FIGURE 3.Forest plot showing effects of exercise training on cardiac diastolic function. The indicators of cardiac diastolic function were calculated as differences between the means at baseline and the end of exercise training. After data pooled as continuous variables and analyzed with random-effects models, the difference was considered significant when P < 0.05. Heterogeneity was assessed using Cochran's Q and I2 statistic, and P < 0.05 with I2 > 50% was considered significant. All results are reported as an SMD (baseline—after exercise) with a 95% CI. A, E/A (P = 0.79). B, E/e′ (P = 0.023). C, e′ (P = 0.381). D, LAVI (P = 0.065).

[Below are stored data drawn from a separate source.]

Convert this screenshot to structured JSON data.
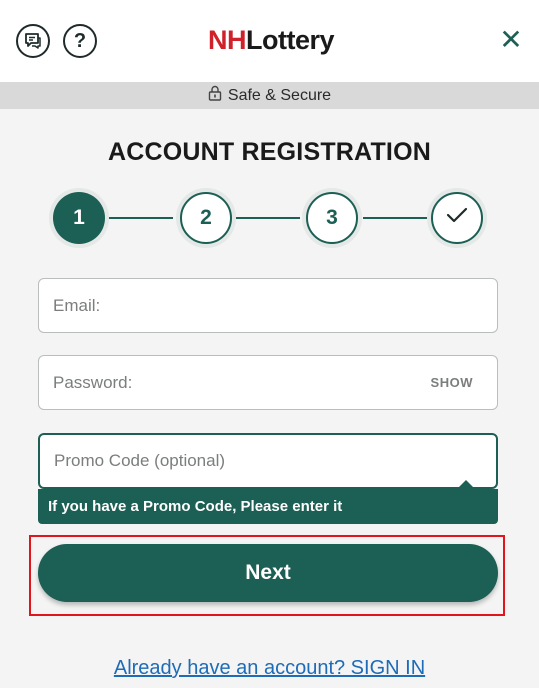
{
  "header": {
    "logo_nh": "NH",
    "logo_rest": "Lottery",
    "chat_icon": "chat-icon",
    "help_icon": "help-icon",
    "help_glyph": "?",
    "close_icon": "close-icon",
    "close_glyph": "✕"
  },
  "secure": {
    "icon": "lock-icon",
    "label": "Safe & Secure"
  },
  "page": {
    "title": "ACCOUNT REGISTRATION"
  },
  "stepper": {
    "steps": [
      {
        "label": "1",
        "state": "active"
      },
      {
        "label": "2",
        "state": "todo"
      },
      {
        "label": "3",
        "state": "todo"
      },
      {
        "label": "",
        "state": "todo",
        "icon": "check-icon"
      }
    ]
  },
  "form": {
    "email_placeholder": "Email:",
    "password_placeholder": "Password:",
    "show_label": "SHOW",
    "promo_placeholder": "Promo Code (optional)",
    "promo_tooltip": "If you have a Promo Code, Please enter it",
    "next_label": "Next"
  },
  "footer": {
    "signin_link": "Already have an account? SIGN IN"
  },
  "colors": {
    "brand_green": "#1c5f54",
    "brand_red": "#d0202a",
    "link_blue": "#1e6bb8",
    "highlight_red": "#e1161d"
  }
}
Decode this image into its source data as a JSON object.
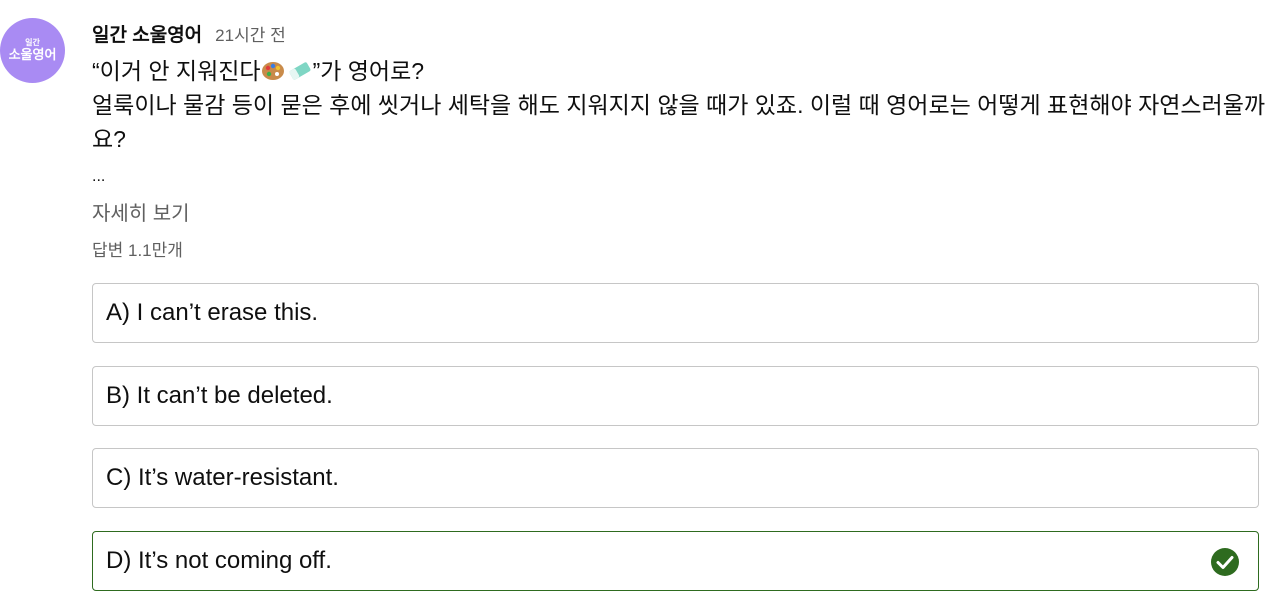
{
  "channel": {
    "avatar_line1": "일간",
    "avatar_line2": "소울영어",
    "name": "일간 소울영어",
    "timestamp": "21시간 전"
  },
  "post": {
    "text_before_emoji": "“이거 안 지워진다",
    "text_after_emoji": "”가 영어로?",
    "body": "얼룩이나 물감 등이 묻은 후에 씻거나 세탁을 해도 지워지지 않을 때가 있죠. 이럴 때 영어로는 어떻게 표현해야 자연스러울까요?",
    "ellipsis": "...",
    "read_more": "자세히 보기",
    "reply_count": "답변 1.1만개",
    "emojis": [
      "palette-icon",
      "eraser-icon"
    ]
  },
  "quiz": {
    "options": [
      {
        "label": "A) I can’t erase this.",
        "correct": false
      },
      {
        "label": "B) It can’t be deleted.",
        "correct": false
      },
      {
        "label": "C) It’s water-resistant.",
        "correct": false
      },
      {
        "label": "D) It’s not coming off.",
        "correct": true
      }
    ],
    "correct_color": "#2e6b1f"
  }
}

FIGURE 4.Forest plot for the effect of exercise training on quality of life. The indicators of quality of life were calculated as differences between the means at baseline and the end of exercise training. After data pooled as continuous variables and analyzed with random-effects models, the difference was considered significant when P < 0.05. Heterogeneity was assessed using Cochran's Q and I2 statistic, and P < 0.05 with I2 > 50% was considered significant. All results are reported as an SMD (baseline—after exercise) with a 95% CI. A, SF-36 score (P < 0.001). B, MLWHF score (P < 0.001). C, KCCQ score (P = 0.088).
FIGURE 5.Effects of exercise intensity on exercise capacity and cardiac diastolic function across subgroups. High-intensity and moderate-intensity exercise training on peak VO2, E/e′, and e′ were, respectively, compared. All results are reported as an SMD (baseline after exercise) with a 95% CI. Peak VO2 reflects exercise capacity. E/e′ means the ratio of early diastolic mitral inflow to annular velocities, and e′ means early diastolic mitral annular velocity, which indicates left ventricular diastolic function.